Indeed, why didn't I think of this because, really when you think about it, its just like all those pasta bakes that you have probably made at some point. An evolution from lasagne. Indeed Ottolenghi himself says it's inspired by dishes of a similar kind cooked by his father. I suppose the main thing that is different is that you have actual chicken pieces, and that the pasta is not really mixed up with anything but just forms a base.

Lots of people have tried this - even the French - here are three different attempts: Glam Adelaide; Little Piggy; and Ever Open Sauce

The first one shown above from a website called Glam Adelaide looks a bit anaemic I have to say, and I'm really not sure I would have served it with plain green beans and cauliflower. All it needs is a green salad. The writer of Glam Adelaide said "that the finishing touch of a grilled parmesan, breadcrumb and herb topping left the dish very dry." Well I don't think it's supposed to be wet and theirs doesn't look dry anyway. Somebody else had never made pasta with chicken - how weird is that?

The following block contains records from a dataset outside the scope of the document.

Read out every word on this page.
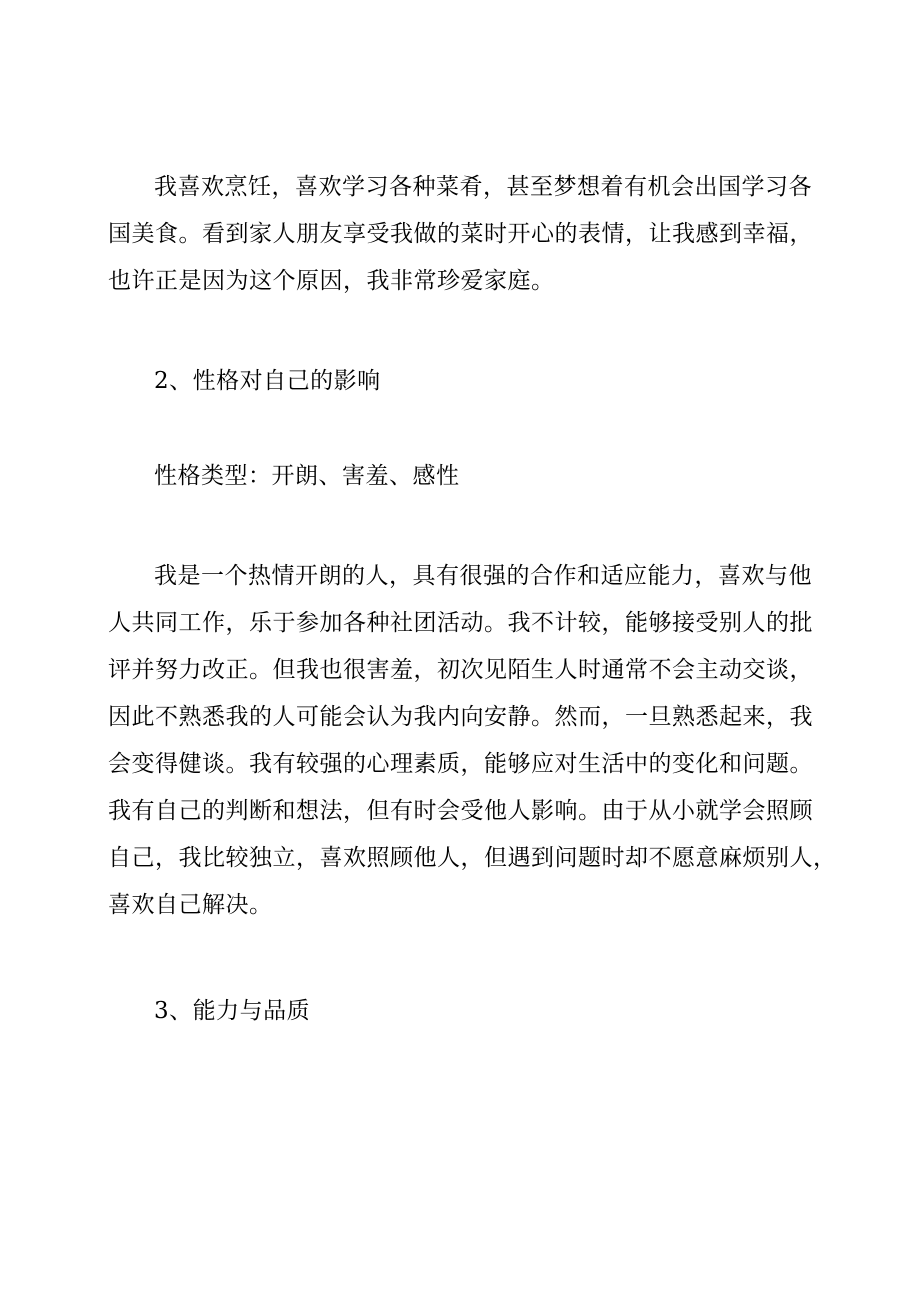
我喜欢烹饪，喜欢学习各种菜肴，甚至梦想着有机会出国学习各
国美食。看到家人朋友享受我做的菜时开心的表情，让我感到幸福，
也许正是因为这个原因，我非常珍爱家庭。
2、性格对自己的影响
性格类型：开朗、害羞、感性
我是一个热情开朗的人，具有很强的合作和适应能力，喜欢与他
人共同工作，乐于参加各种社团活动。我不计较，能够接受别人的批
评并努力改正。但我也很害羞，初次见陌生人时通常不会主动交谈，
因此不熟悉我的人可能会认为我内向安静。然而，一旦熟悉起来，我
会变得健谈。我有较强的心理素质，能够应对生活中的变化和问题。
我有自己的判断和想法，但有时会受他人影响。由于从小就学会照顾
自己，我比较独立，喜欢照顾他人，但遇到问题时却不愿意麻烦别人，
喜欢自己解决。
3、能力与品质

It could be improved upon though. The book, of course, has a space for you to write in your thoughts (I have written them all over the page), and to add your own touch. To start you off down that path they suggest:

"Use up any soft herbs or hard cheeses you have on hand. Add some spices and chilli heat if making an adult version."

I do think more cheese would be a good idea. Who doesn't like grilled cheese on top of things? No chilli in this house though. Another website called Lord Web which is written in rather quaint English - I think they are not a native English speaker - says:

"Ottolenghi himself doesn’t always use chicken, sometimes turning the dish into a vegetarian pasta bake or channeling classic spaghetti and meatballs. “Joyful [meatballs] out there are the meatballs that nestle in the spaghetti like we do the chicken here,” he says. “Just make your meatballs ahead of time. [Or] you could replace the chicken with a vegetable – it’s definitely a good way to go about it.” Lord Web

The writer was also somewhat confused over Ottolenghi's sex. I think it was the children and husband thing - Ottolenghi is gay and married with two sons - but the writer was truly confused - sometimes saying he and sometimes she.

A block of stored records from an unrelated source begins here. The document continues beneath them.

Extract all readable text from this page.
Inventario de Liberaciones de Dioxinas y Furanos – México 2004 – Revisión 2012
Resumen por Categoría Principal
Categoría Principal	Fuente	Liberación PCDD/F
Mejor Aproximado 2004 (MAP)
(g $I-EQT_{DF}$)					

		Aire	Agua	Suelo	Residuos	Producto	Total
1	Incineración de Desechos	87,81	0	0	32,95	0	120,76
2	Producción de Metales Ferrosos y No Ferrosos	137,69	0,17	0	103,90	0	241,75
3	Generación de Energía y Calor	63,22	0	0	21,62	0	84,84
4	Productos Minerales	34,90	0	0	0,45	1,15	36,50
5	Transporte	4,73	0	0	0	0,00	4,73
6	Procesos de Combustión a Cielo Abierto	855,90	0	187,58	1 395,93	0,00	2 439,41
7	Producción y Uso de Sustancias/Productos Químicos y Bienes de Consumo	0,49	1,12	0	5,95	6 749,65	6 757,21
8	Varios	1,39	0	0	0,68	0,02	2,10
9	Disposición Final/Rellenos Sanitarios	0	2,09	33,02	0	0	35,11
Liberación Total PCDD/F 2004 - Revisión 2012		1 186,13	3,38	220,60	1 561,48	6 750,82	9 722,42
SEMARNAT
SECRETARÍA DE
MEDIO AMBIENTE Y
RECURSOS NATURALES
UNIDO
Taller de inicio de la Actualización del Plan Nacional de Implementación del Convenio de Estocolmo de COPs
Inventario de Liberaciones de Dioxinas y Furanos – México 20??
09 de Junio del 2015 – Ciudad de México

I also came across another Ottolenghi recipe - Slow cooked chicken with bucatini which is in many ways similar, but with many more flavours - and without the crispy bits. It's more of a casserole really, but maybe this is another source for his children's dish. For really that's what this is - comfort food for one and all with crispy bits for the kids.

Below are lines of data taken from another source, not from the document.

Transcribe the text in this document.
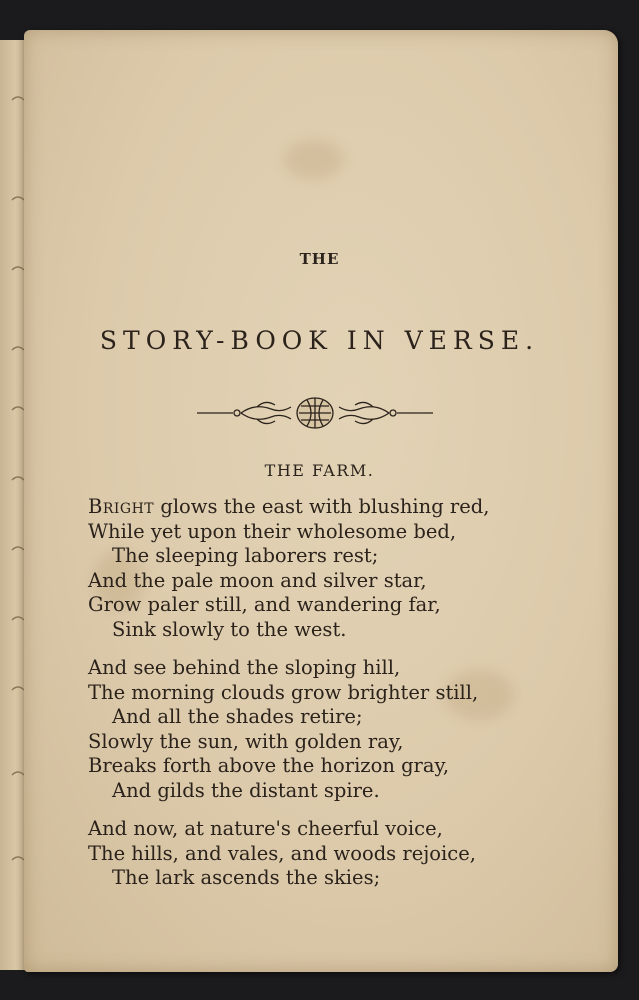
THE
STORY-BOOK IN VERSE.
THE FARM.
Bright glows the east with blushing red,
While yet upon their wholesome bed,
The sleeping laborers rest;
And the pale moon and silver star,
Grow paler still, and wandering far,
Sink slowly to the west.
And see behind the sloping hill,
The morning clouds grow brighter still,
And all the shades retire;
Slowly the sun, with golden ray,
Breaks forth above the horizon gray,
And gilds the distant spire.
And now, at nature's cheerful voice,
The hills, and vales, and woods rejoice,
The lark ascends the skies;
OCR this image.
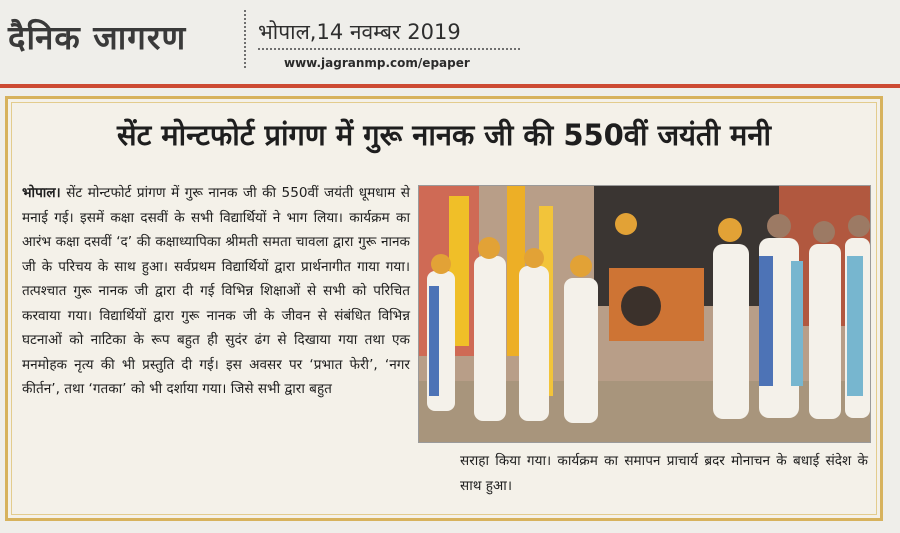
दैनिक जागरण	भोपाल,14 नवम्बर 2019
www.jagranmp.com/epaper
सेंट मोन्टफोर्ट प्रांगण में गुरू नानक जी की 550वीं जयंती मनी
भोपाल। सेंट मोन्टफोर्ट प्रांगण में गुरू नानक जी की 550वीं जयंती धूमधाम से मनाई गई। इसमें कक्षा दसवीं के सभी विद्यार्थियों ने भाग लिया। कार्यक्रम का आरंभ कक्षा दसवीं ‘द’ की कक्षाध्यापिका श्रीमती समता चावला द्वारा गुरू नानक जी के परिचय के साथ हुआ। सर्वप्रथम विद्यार्थियों द्वारा प्रार्थनागीत गाया गया। तत्पश्चात गुरू नानक जी द्वारा दी गई विभिन्न शिक्षाओं से सभी को परिचित करवाया गया। विद्यार्थियों द्वारा गुरू नानक जी के जीवन से संबंधित विभिन्न घटनाओं को नाटिका के रूप बहुत ही सुदंर ढंग से दिखाया गया तथा एक मनमोहक नृत्य की भी प्रस्तुति दी गई। इस अवसर पर ‘प्रभात फेरी’, ‘नगर कीर्तन’, तथा ‘गतका’ को भी दर्शाया गया। जिसे सभी द्वारा बहुत
सराहा किया गया। कार्यक्रम का समापन प्राचार्य ब्रदर मोनाचन के बधाई संदेश के साथ हुआ।
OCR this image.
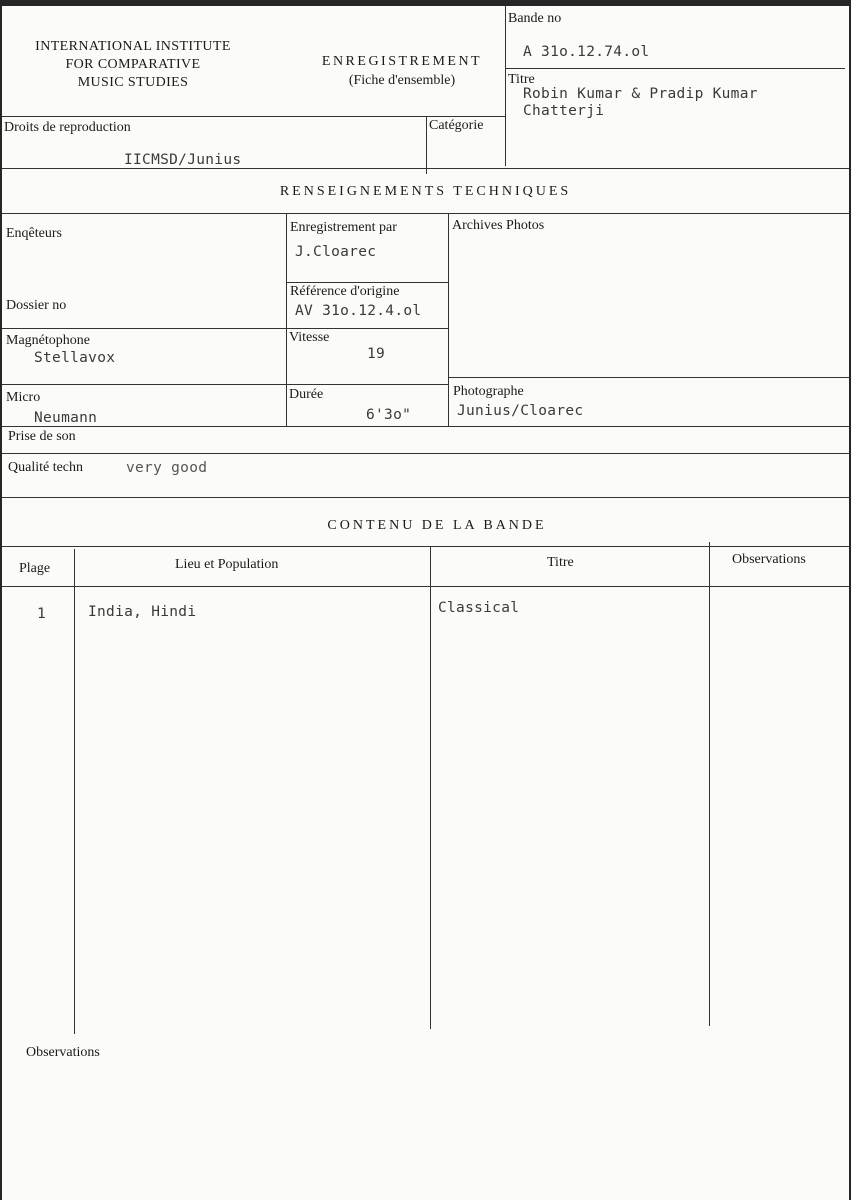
INTERNATIONAL INSTITUTE
FOR COMPARATIVE
MUSIC STUDIES
ENREGISTREMENT
(Fiche d'ensemble)
Bande no
A 31o.12.74.ol
Titre
Robin Kumar & Pradip Kumar
Chatterji
Droits de reproduction
IICMSD/Junius
Catégorie
RENSEIGNEMENTS TECHNIQUES
Enqêteurs	Enregistrement par
J.Cloarec
Archives Photos
Dossier no
Référence d'origine
AV 31o.12.4.ol
Magnétophone
Stellavox
Vitesse
19
Micro
Neumann
Durée
6'3o"
Photographe
Junius/Cloarec
Prise de son
Qualité techn	very good
CONTENU DE LA BANDE
Plage	Lieu et Population	Titre	Observations
1	India, Hindi	Classical
Observations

So how could you make it tastier? Perhaps you could add things like spinach, or olives. Use wine instead of water. More lemon. Paprika? More herbs. Any ideas? Please contribute, because I really think it's worth having another go. Maybe we have become spoilt today. A dish that would have been sensational in our youth, is now just a tiny bit ordinary. And the concept is definitely worth revisiting.

And I did make us a dessert as a treat - this rather glum looking (but delicious) apple and blackberry strudel - with a few almonds and a bit of that ricotta thrown in.